Quelles ont été vos initiatives pour diffuser vos documentaires à un public non averti, non militant ?
Ils sortent dans les salles de cinéma qui ne sont pas forcément des lieux étiquetés militants. Mais c’est aussi une très bonne chose qu’il soient diffusés en vidéo ou via internet auprès d’un public y compris averti.
Avez-vous des projets pour diffuser plus largement vos films ?
Non, pas de projet particulier pour le moment. En tant que réalisateurs et producteurs, nous faisons tout ce qui est en notre pouvoir pour diffuser nos films le plus largement possible. Mais nous sommes financièrement limités. Nous travaillons avec de petits distributeurs indépendants, comme Cara M ou Shellac, qui font ce qu’ils peuvent avec les ressources limitées qui sont les leurs.
Quels sont les freins à l’élargissement de la diffusion de vos œuvres ?
Les moyens financiers. Plus on met d’argent dans la fabrication et la distribution d’un film, plus il a de chances de rencontrer le succès auprès du public à sa sortie en salles. Mais je ne me plains pas. Nous disposons de moyens relativement conséquents pour fabriquer et diffuser nos documentaires. Nous ne sommes pas très nombreux dans ce cas, si l’on fait le compte.
Avez-vous retenu quelque chose de votre passage à Dijon et des discussions que vous avez eues durant le festival ?

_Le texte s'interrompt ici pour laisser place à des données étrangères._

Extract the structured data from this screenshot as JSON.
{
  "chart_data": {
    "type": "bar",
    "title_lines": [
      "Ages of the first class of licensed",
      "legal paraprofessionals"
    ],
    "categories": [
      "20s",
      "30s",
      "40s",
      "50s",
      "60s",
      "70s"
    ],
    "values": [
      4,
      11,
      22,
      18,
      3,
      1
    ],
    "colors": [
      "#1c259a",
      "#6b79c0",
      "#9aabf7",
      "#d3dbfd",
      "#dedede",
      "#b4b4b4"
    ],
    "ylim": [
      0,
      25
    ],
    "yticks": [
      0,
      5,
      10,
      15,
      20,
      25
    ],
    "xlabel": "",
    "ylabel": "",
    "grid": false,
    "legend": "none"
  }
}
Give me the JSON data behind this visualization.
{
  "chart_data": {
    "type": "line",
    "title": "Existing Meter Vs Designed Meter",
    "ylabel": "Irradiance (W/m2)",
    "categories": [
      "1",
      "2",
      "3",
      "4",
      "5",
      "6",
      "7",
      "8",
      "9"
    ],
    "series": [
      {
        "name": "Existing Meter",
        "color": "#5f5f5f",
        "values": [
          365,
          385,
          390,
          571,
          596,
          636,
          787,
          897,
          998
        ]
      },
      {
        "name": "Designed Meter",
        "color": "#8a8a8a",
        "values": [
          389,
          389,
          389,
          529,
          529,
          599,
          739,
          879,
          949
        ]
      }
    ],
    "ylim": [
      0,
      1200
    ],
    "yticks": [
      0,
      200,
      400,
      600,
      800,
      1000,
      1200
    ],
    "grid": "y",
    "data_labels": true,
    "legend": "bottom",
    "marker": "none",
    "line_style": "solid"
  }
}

J’étais ravi de venir présenter le film L’An 01 à l’Eldorado. Ça me changeait des débats autour de Volem rien foutre al païs où j’ai parfois l’impression de débiter des réflexions toutes faites, ou me comporter en perroquet. J’ai aussi fait des rencontres surprenantes, en rencontrant par exemple Juja Lula, les deux sœurs d’un groupe de chanson française qui parlaient de manière très sensible et délicate de Gébé, l’immense auteur-dessinateur de L’An 01.